# Tutorial 3: Initializing a conditioning random field chain

### First, obtaining information we need as in T1 and T2

In [1]:
# load compiled bed elevation measurements
df = pd.read_csv('')

In [None]:
# create a grid of x and y coordinates
x_uniq = np.unique(df.X)
y_uniq = np.unique(df.Y)

xmin = np.min(x_uniq)
xmax = np.max(x_uniq)
ymin = np.min(y_uniq)
ymax = np.max(y_uniq)

cols = len(x_uniq)
rows = len(y_uniq)

resolution = 1000

xx, yy = np.meshgrid(x_uniq, y_uniq)

In [None]:
# load other data
velx, vely, velxerr, velyerr, fig = Topography.load_vel_measures('../../Data/antarctica_ice_velocity_450m_v2.nc', xx, yy)
dhdt, fig = Topography.load_dhdt('../Data/ANT_G1920_GroundedIceHeight_v01.nc',xx,yy,interp_method='linear',begin_year = 2013,end_year=2015,month=7)
smb, fig = Topography.load_smb_racmo('../Data/SMB_RACMO2.3p2_yearly_ANT27_1979_2016.nc', xx, yy, interp_method='spline',time=2014)
bm_mask, bm_source, bm_bed, bm_surface, bm_errbed, fig = Topography.load_bedmachine('../../Data/BedMachineAntarctica-v3.nc', xx, yy)

In [None]:
# find variograms
df_bed = df.copy()
df_bed = df_bed[df_bed["bed"].isnull() == False]
data = df_bed['bed'].values.reshape(-1,1)
coords = df_bed[['X','Y']].values
roughness_region_mask = (df_bed['bedmachine_mask'].values)==2 # Read BedMachine user guide for the meaning of values == 2 https://nsidc.org/data/nsidc-0756/versions/3

nst_trans, Nbed_radar, varios, fig = MCMC.fit_variogram(data, coords, roughness_region_mask, maxlag=70000, n_lags=70)

In [None]:
# calculate high velocity region
ocean_mask = (bm_mask == 0) | (bm_mask == 3) # utilize the mask in BedMachine dataset to characterize ice regions
grounded_ice_mask = (bm_mask == 2)
distance_max = 3000
velocity_threshold = 50
highvel_mask = Topography.get_highvel_boundary(velx, vely, velocity_threshold, grounded_ice_mask, ocean_mask, distance_max, xx, yy)

In [None]:
# load the initial bed
sgs_bed = np.loadtxt('sgs_bed.txt')
thickness = bm_surface - sgs_bed
sgs_bed = np.where((thickness<=0)&(bm_mask==2), bm_surface-1, sgs_bed)

In [None]:
# initiate conditioning data and a mask of conditioning data
cond_bed = df['bed'].values.reshape(xx.shape)
data_mask = ~np.isnan(cond_bed)

### Then initiating the chain

#### Initiate an object of the class chain_crf

Let's first initiate the chain. Here, we created an object of the class chain_crf. This initialization process requires several input that are essential for later calculations

In [None]:
crf_1 = MCMC.chain_crf(xx, yy, bed, bm_surface, velx, vely, dhdt, smb, cond_bed, data_mask, grounded_ice_mask, resolution)
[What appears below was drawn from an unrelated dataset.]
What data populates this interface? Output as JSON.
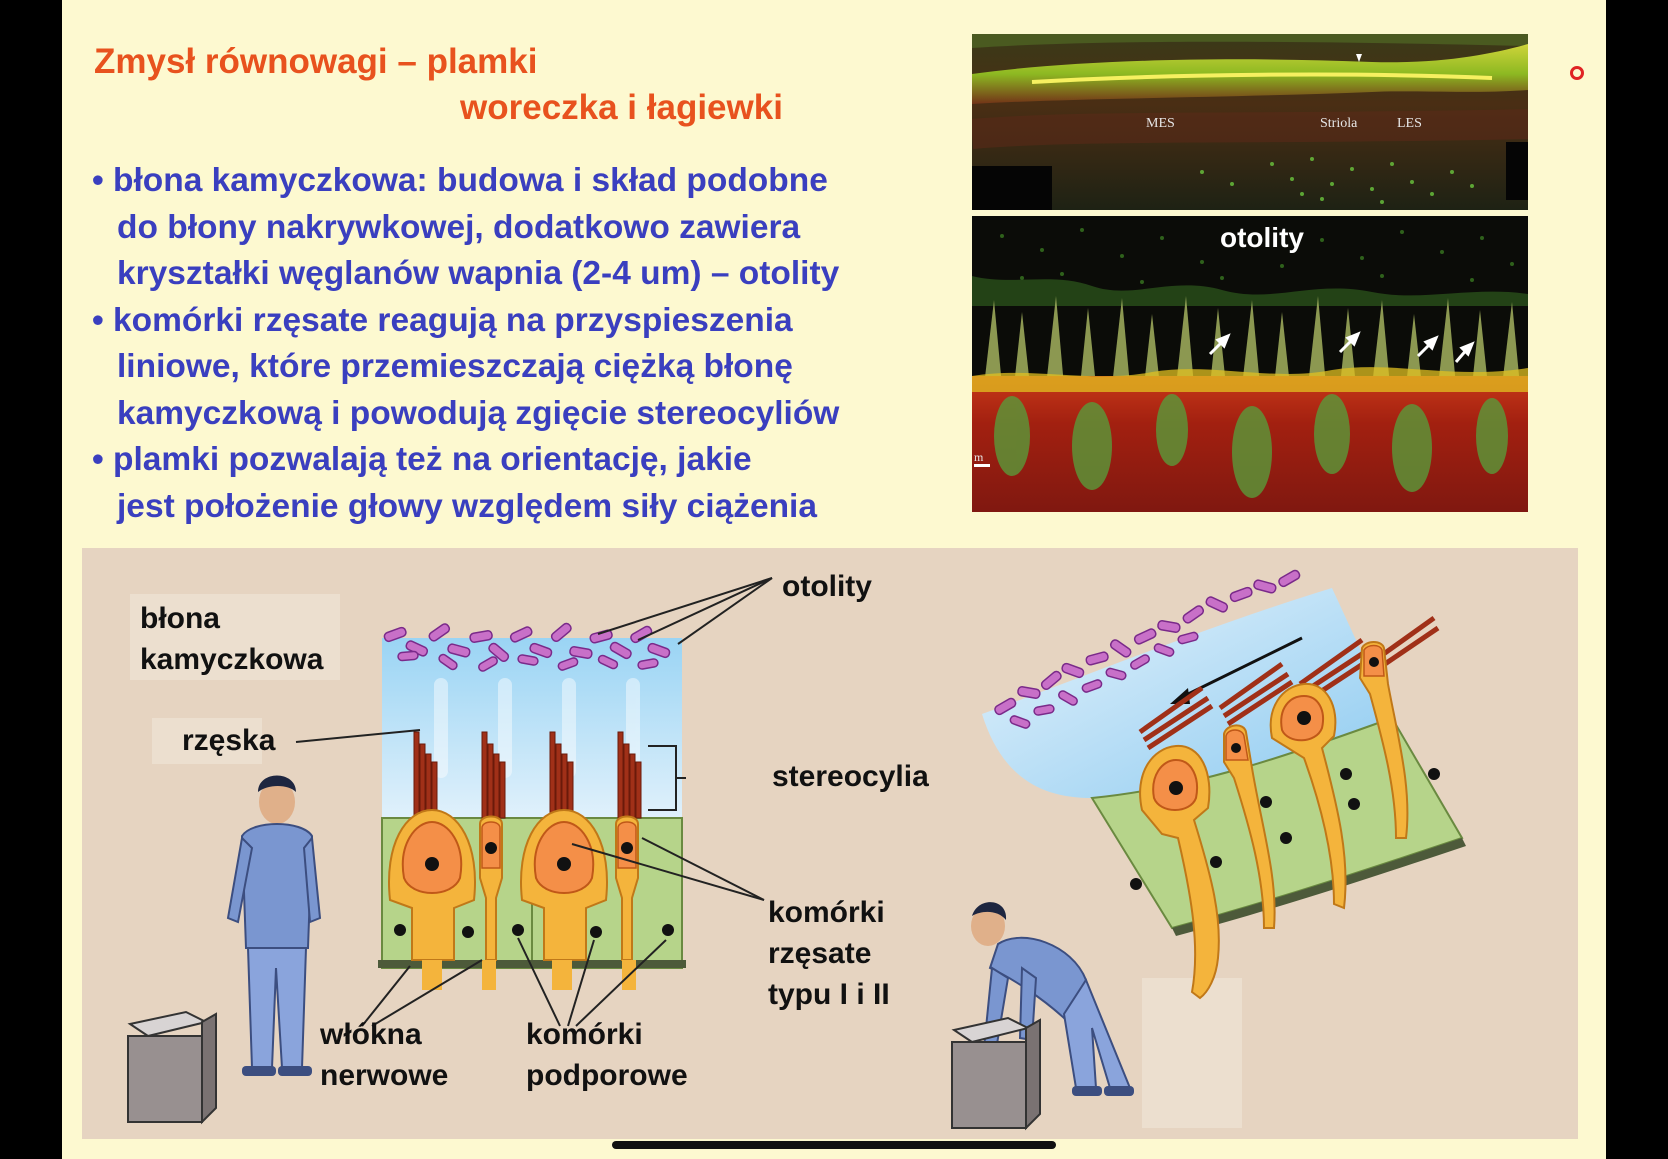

Now, the object 'crf_1' have all the properties you have assigned in the initialization process. Try typing *crf_1.xx* or *crf_1.cond_bed*, or any other argument to check them.

In [None]:
plt.pcolormesh(xx, yy, crf_1.bm_surface)
plt.axis('scaled')
plt.colorbar()

In [None]:
plt.pcolormesh(xx, yy, crf_1.data_mask)
plt.axis('scaled')
plt.colorbar()

In [None]:
plt.pcolormesh(xx, yy, crf_1.velx)
plt.axis('scaled')
plt.colorbar()

The second function required, is *set_high_vel_region*. In this function, the first boolean argument decide whether the MCMC update will be inside the high velocity, the second argument specify the exact region of high velocity (where the high_vel_mask == 1)

In [None]:
ccrf.set_high_vel_region(False,highvel_mask)

We also want to specify how we want to define the loss function used in the chain.

*map_func* determine the distribution of mass conservation residuals, whereas the *diff_func* determine the distribution of the difference between radar measurements and simulated topography. If the residuals has a Gaussian distribution, the corresponding function will be 'sumsquare'. If you do not want to include either of these loss, simple put *map_func = None* or *diff_func = None*. 

*sigma_mc* and *sigma_data* determine the standard deviation of the distribution of mass conservation residual or differences to radar data. *massConvInRegion* and *dataDiffInRegion* specify whether the two losses should be calculated for only inside the high velocity region or not

In [None]:
ccrf.set_loss_type(map_func='sumsquare', diff_func='sumsquare', sigma_mc=3, sigma_data=80, massConvInRegion=False)

#### Initiate an object of the class RandField

Next step is to set up the parameters of the random field perturbation

In [None]:
range_max_x = 50e3 #in terms of meters in lateral dimension, regardless of resolution of the map
range_max_y = 50e3
range_min_x = 10e3
range_min_y = 10e3
scale_min = 100 #in terms of meters in vertical dimension, how much you want to multiply the perturbation by
scale_max = 400
nugget_max = 0
random_field_model = 'Exponential' # currently only supporting 'Gaussian' or 'Exponential'
isotropic = True

rf1 = MCMC.RandField(range_max_x, range_max_y, range_min_x, range_min_y, scale_min, scale_max, nugget_max, random_field_model, isotropic)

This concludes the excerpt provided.